I didn’t think of what my fellow students’ race or ethnic origin could be. I didn’t know the fact that black and Asian people show less interest in counselling than white people do. However, it isn’t very surprising to me. The tutor’s assumption about close family ties sounds reasonable. I had come across statistics indicating that divorce rate in Asian communities in the UK was considerably less than white and black population. The reason may be similar.

 

I think I am the youngest student in the class.
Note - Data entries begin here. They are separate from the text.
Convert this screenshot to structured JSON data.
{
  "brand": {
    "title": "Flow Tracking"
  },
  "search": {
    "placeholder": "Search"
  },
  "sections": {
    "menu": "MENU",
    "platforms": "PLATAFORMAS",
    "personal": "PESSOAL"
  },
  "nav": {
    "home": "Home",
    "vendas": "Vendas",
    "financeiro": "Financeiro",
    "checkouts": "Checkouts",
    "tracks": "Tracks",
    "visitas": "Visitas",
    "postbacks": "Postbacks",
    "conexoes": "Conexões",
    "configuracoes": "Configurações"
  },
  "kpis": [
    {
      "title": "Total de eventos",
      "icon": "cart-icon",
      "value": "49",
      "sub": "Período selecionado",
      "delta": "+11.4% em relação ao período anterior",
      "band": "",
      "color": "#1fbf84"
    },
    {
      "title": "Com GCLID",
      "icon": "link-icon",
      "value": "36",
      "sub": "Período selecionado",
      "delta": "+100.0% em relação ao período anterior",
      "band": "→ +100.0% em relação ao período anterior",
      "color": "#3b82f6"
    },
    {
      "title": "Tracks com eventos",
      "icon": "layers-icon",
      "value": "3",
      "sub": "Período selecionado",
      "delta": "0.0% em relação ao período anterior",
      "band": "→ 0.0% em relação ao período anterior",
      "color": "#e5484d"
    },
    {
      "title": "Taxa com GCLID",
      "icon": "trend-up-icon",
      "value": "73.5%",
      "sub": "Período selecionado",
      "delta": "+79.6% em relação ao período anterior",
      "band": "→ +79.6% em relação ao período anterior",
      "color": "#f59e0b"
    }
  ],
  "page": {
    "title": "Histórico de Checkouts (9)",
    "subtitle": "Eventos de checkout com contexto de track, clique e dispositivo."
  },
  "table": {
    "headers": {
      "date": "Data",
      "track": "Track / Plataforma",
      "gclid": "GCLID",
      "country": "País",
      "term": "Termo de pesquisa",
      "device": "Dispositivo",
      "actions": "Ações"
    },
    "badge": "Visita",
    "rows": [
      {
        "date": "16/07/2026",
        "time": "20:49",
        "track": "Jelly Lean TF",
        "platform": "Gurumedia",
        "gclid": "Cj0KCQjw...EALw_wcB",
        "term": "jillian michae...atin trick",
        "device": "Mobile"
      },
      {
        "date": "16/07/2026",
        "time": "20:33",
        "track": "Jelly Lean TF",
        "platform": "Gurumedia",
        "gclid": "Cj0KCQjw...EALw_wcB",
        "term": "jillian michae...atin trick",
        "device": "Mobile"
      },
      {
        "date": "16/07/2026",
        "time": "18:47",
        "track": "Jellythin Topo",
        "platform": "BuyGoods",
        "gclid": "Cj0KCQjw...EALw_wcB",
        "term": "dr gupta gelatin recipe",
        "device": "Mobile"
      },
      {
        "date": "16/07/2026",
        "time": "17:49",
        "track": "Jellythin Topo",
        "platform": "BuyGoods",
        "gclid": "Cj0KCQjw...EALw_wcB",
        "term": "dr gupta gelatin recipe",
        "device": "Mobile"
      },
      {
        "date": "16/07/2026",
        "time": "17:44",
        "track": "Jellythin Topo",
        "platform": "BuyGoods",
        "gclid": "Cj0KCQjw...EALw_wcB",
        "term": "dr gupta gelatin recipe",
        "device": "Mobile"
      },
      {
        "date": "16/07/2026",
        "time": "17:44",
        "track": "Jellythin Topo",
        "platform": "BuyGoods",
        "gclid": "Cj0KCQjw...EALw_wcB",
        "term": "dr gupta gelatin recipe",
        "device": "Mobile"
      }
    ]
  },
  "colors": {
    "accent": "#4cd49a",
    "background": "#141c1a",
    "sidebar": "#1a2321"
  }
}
According to the course requirements, the age limit was 21. I suppose such a limitation is due to the assumption that counsellors are supposed to be mature and that how many years people have lived is expected to be a part of their mature attitudes towards people and life. (I had dinner in a Mediterranean restaurant, which says on the menu that they would welcome people aged 25 and over!) As a young person, participating in a kind of mature activity like counselling with elder people seems to give me a little proud.

 

That Alan the tutor said those who involve in counselling are mostly women aroused my dissatisfying self-image: I am feminine. I am doing women’s businesses. It is not just the counselling course. In healing course that I am currently doing at Wolverhampton College you get three men against eight women. I am still a student at university in Turkey. I was studying preschool education before I came here. We guys were two out of eighteen in the whole class. My previous department at another university was public relationship and the students there were mostly female too. I am an au pair. Such domestic works are supposed to be done by women, and male au pairs are rare indeed. On the phone, my high-pitched voice often makes people think that I am female. Plus, I consider myself both physically and emotionally too soft for a man. I have usually been a non-violent person since childhood. When I look back to my past, I say to myself I should have been a tough guy. And I still wish I were more masculine.